Há o que pretendemos fazer e há o que fazemos...
- Por vezes, tens que ouvir trocando bês por vês! Vês?
- Não, não bejo! Queres dizer que Beja é Veja?
- Talvez!
- Ou, tal vês?
- Por exemplo, o verbo "acabar", se leres como "acavar"... "a cavar", faz algum sentido.
- Que sentido?
- O sujeito que terminava de cavar uma seara, diria "Cavei-a!" ou "A cavei!"... "Acavei", "Acabei"!
- Isso não tem ponta por onde se lhe pegue!
- Ponta?... não. Cabo! Dizer "acabo", ou dizer levei "a cabo", tem o mesmo sentido.
- Então já não precisas aí dos vês pelos bês? Agora é quê? O "cabo" da enxada?

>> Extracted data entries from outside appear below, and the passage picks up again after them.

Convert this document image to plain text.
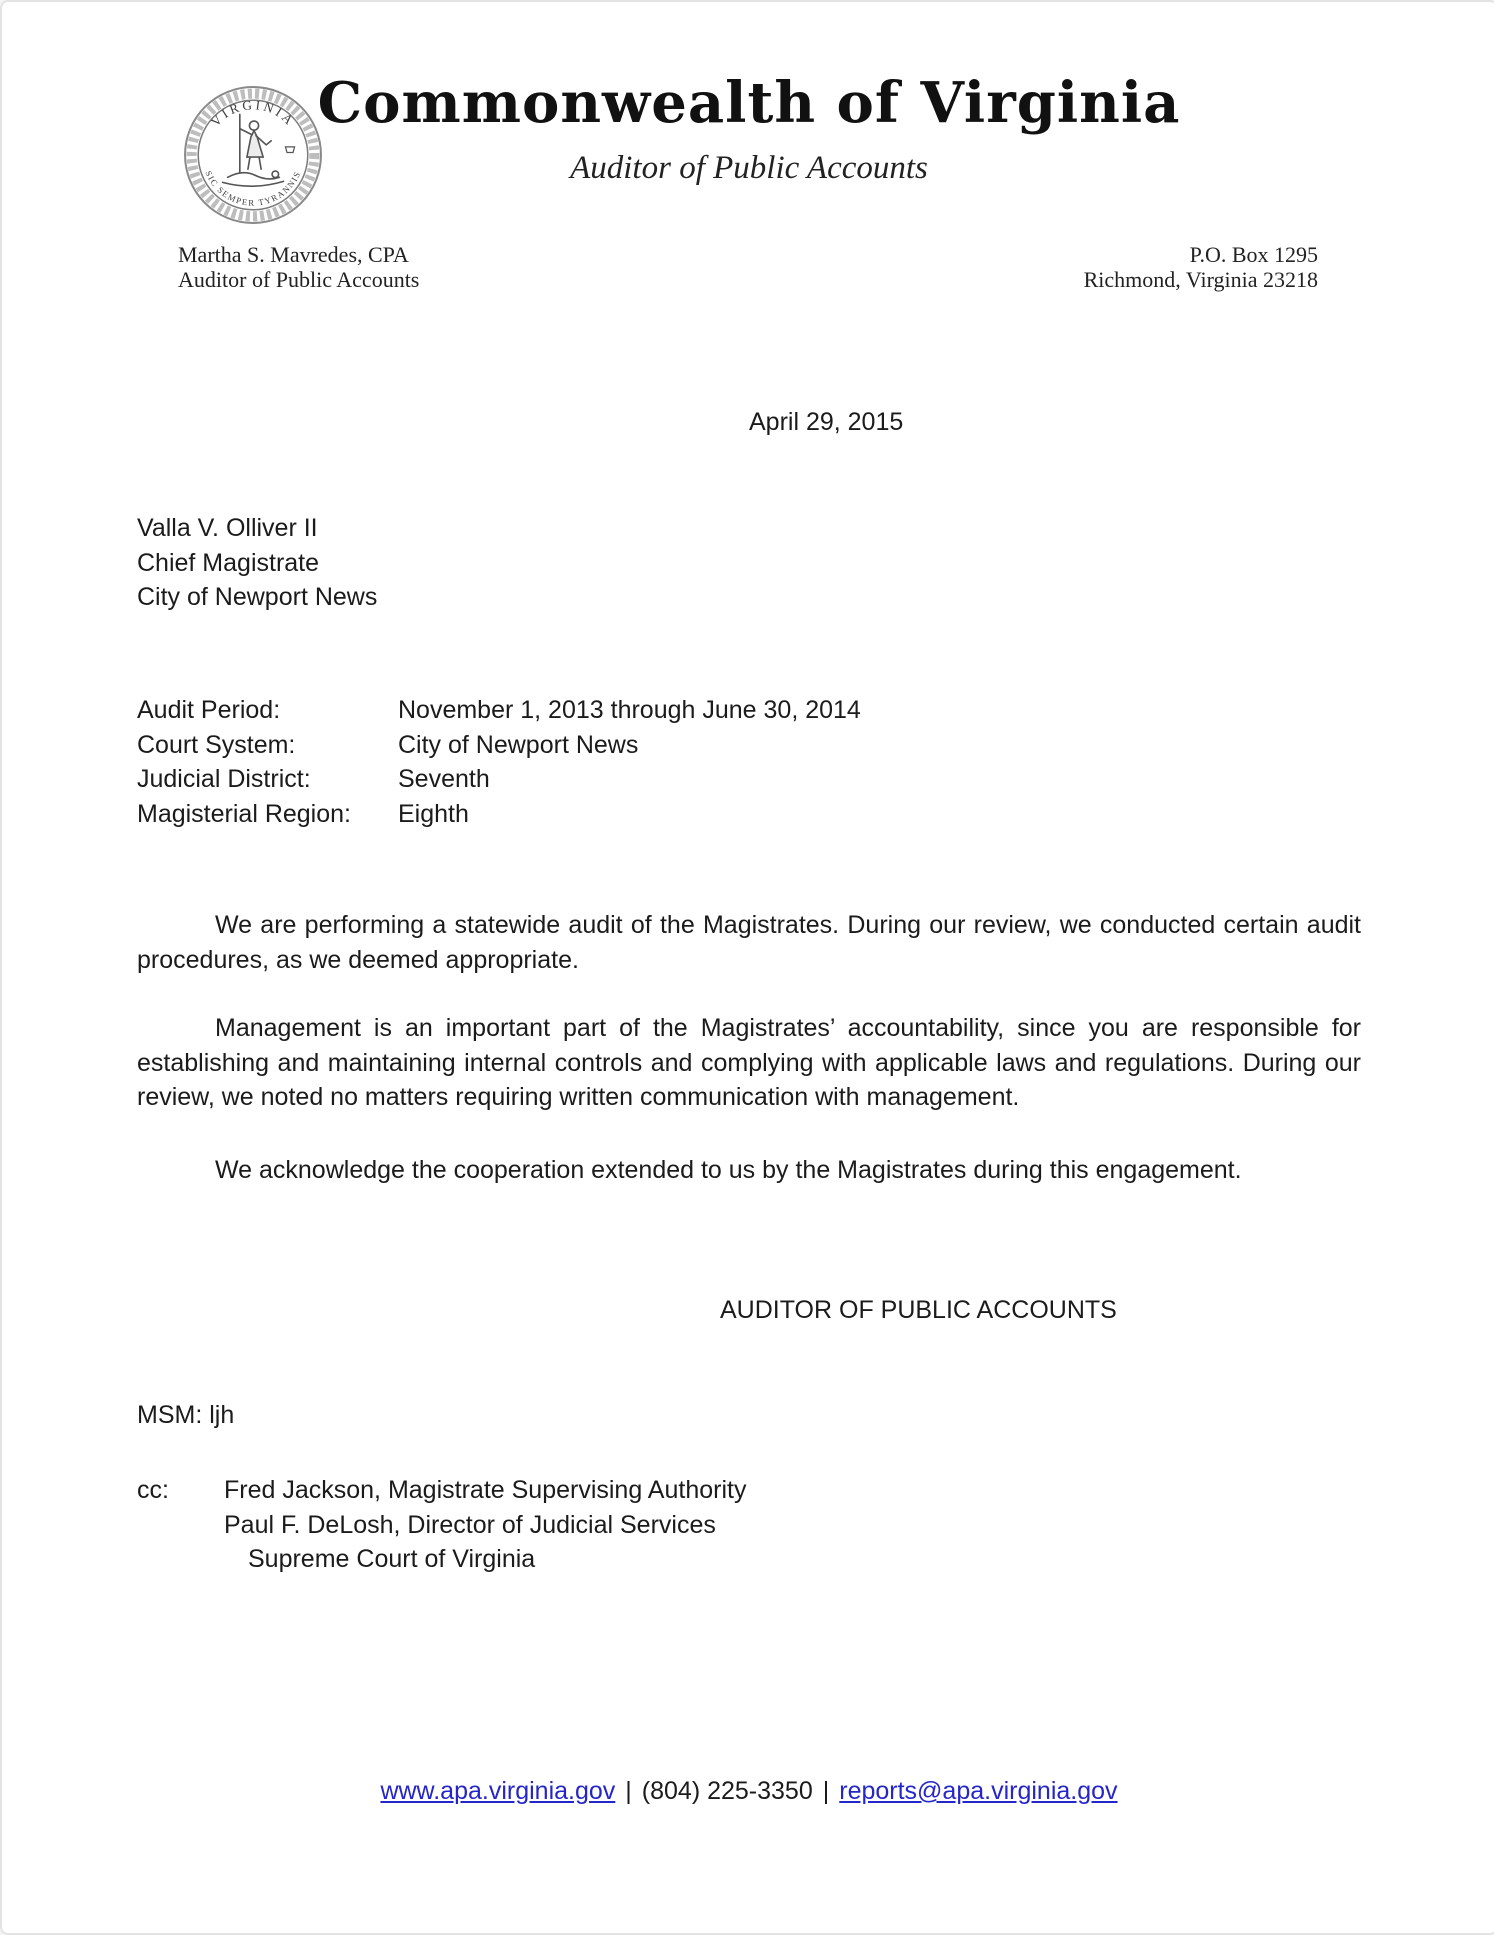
VIRGINIA
SIC SEMPER TYRANNIS
Commonwealth of Virginia
Auditor of Public Accounts
Martha S. Mavredes, CPA
Auditor of Public Accounts
P.O. Box 1295
Richmond, Virginia 23218
April 29, 2015
Valla V. Olliver II
Chief Magistrate
City of Newport News
Audit Period:	November 1, 2013 through June 30, 2014
Court System:	City of Newport News
Judicial District:	Seventh
Magisterial Region:	Eighth

We are performing a statewide audit of the Magistrates. During our review, we conducted certain audit procedures, as we deemed appropriate.

Management is an important part of the Magistrates’ accountability, since you are responsible for establishing and maintaining internal controls and complying with applicable laws and regulations. During our review, we noted no matters requiring written communication with management.

We acknowledge the cooperation extended to us by the Magistrates during this engagement.

AUDITOR OF PUBLIC ACCOUNTS
MSM: ljh
cc:	Fred Jackson, Magistrate Supervising Authority
Paul F. DeLosh, Director of Judicial Services
Supreme Court of Virginia
www.apa.virginia.gov | (804) 225-3350 | reports@apa.virginia.gov
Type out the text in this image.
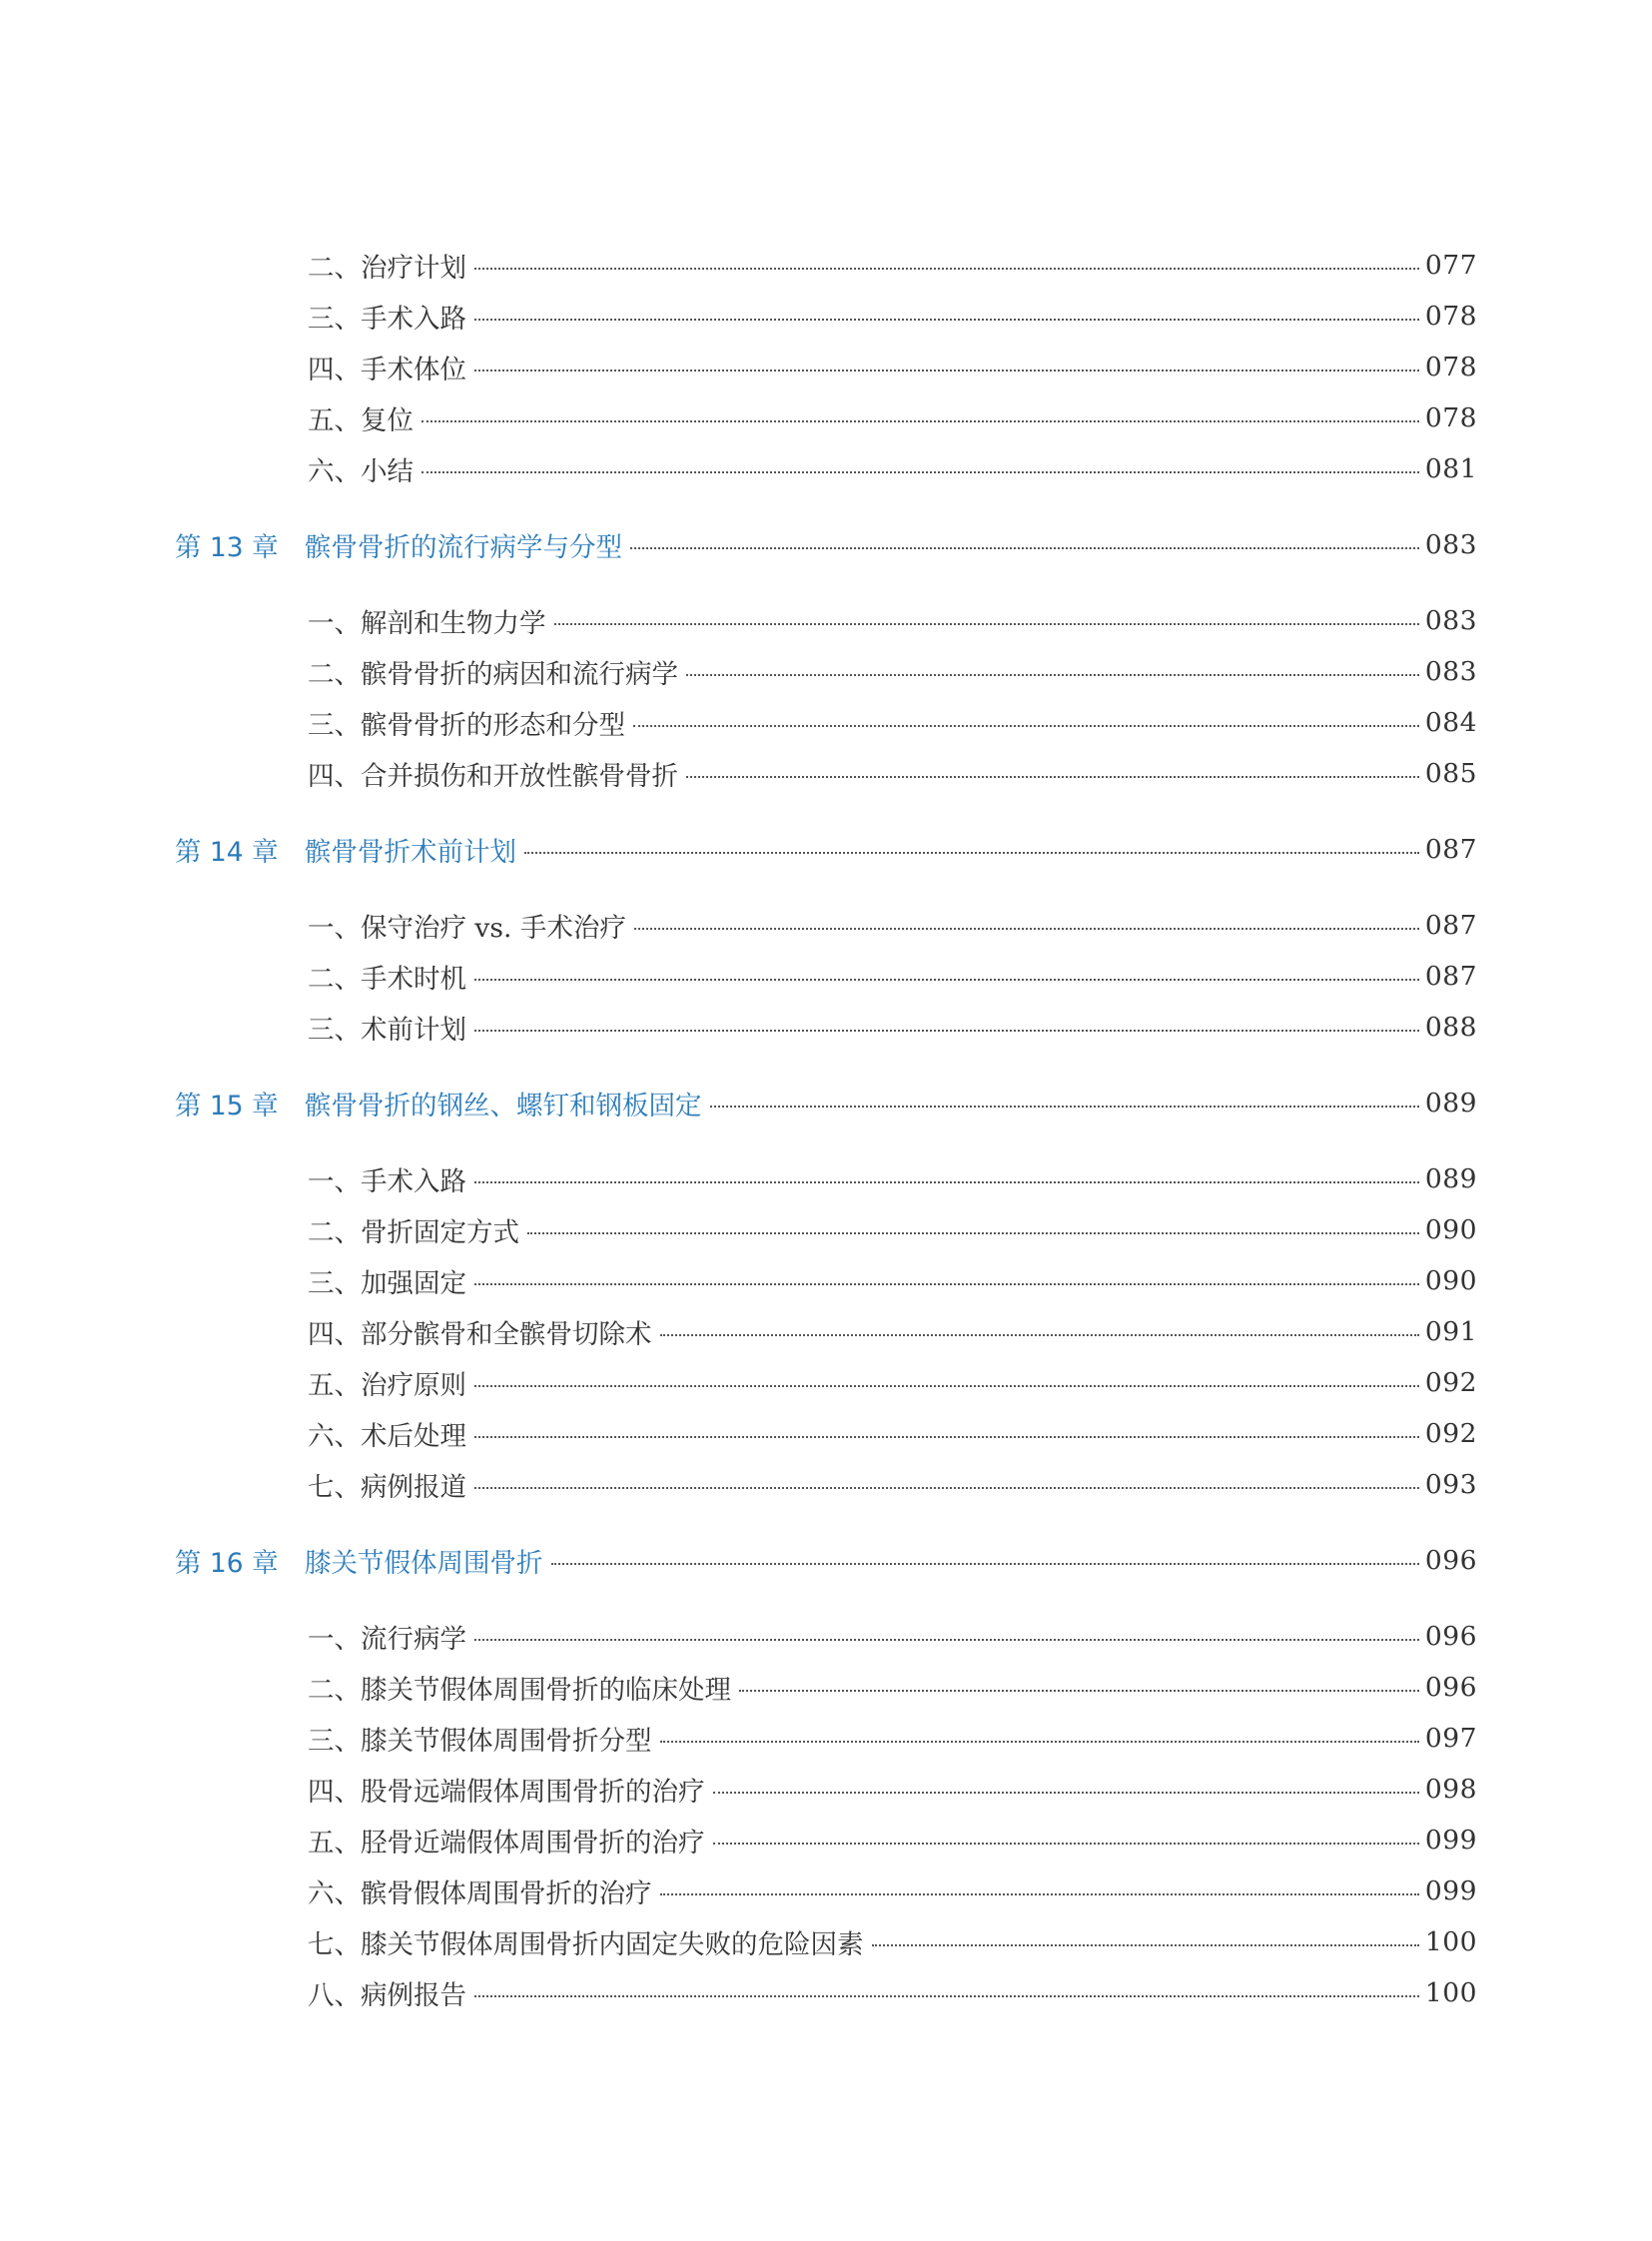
二、治疗计划	077
三、手术入路	078
四、手术体位	078
五、复位	078
六、小结	081
第 13 章 髌骨骨折的流行病学与分型	083
一、解剖和生物力学	083
二、髌骨骨折的病因和流行病学	083
三、髌骨骨折的形态和分型	084
四、合并损伤和开放性髌骨骨折	085
第 14 章 髌骨骨折术前计划	087
一、保守治疗 vs. 手术治疗	087
二、手术时机	087
三、术前计划	088
第 15 章 髌骨骨折的钢丝、螺钉和钢板固定	089
一、手术入路	089
二、骨折固定方式	090
三、加强固定	090
四、部分髌骨和全髌骨切除术	091
五、治疗原则	092
六、术后处理	092
七、病例报道	093
第 16 章 膝关节假体周围骨折	096
一、流行病学	096
二、膝关节假体周围骨折的临床处理	096
三、膝关节假体周围骨折分型	097
四、股骨远端假体周围骨折的治疗	098
五、胫骨近端假体周围骨折的治疗	099
六、髌骨假体周围骨折的治疗	099
七、膝关节假体周围骨折内固定失败的危险因素	100
八、病例报告	100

- Não dá para explicar apenas com um ou dois exemplos! Considera agora "aceitar".
- Considero "janela"... isso indica "já nela"?
- Se queres falar, eu escuto. Queres ouvir ou falar?
- Fala lá... que deves perceber "fá-la lá!"
Fez-se uma pequena pausa de silêncio, misturado com sorrisos, e continuou.
- Mencionei "aceitar", onde "aceita" pode ser visto como "a ceita"!
- Tens muitas dessas, e não levam a lado nenhum...
- "Aceite" liga com "Azeite". Unção com azeite é um ritual de iniciação, um baptismo, de aceitação.
- Ridículo. Ligas isso a uma "ceita"?
- Sim. Repara ainda que soa como "sei ta", no sentido que a sei, que está sabido.
- Não faz nenhum sentido.
- Certo, pensa agora em "abaixar".
- Essa é óbvia, porque está "a baixar"... é óbvio que há prefixações válidas!
- Queres ouvir tudo?
- Tudo bem, mas só acho que não queres perceber que já percebi!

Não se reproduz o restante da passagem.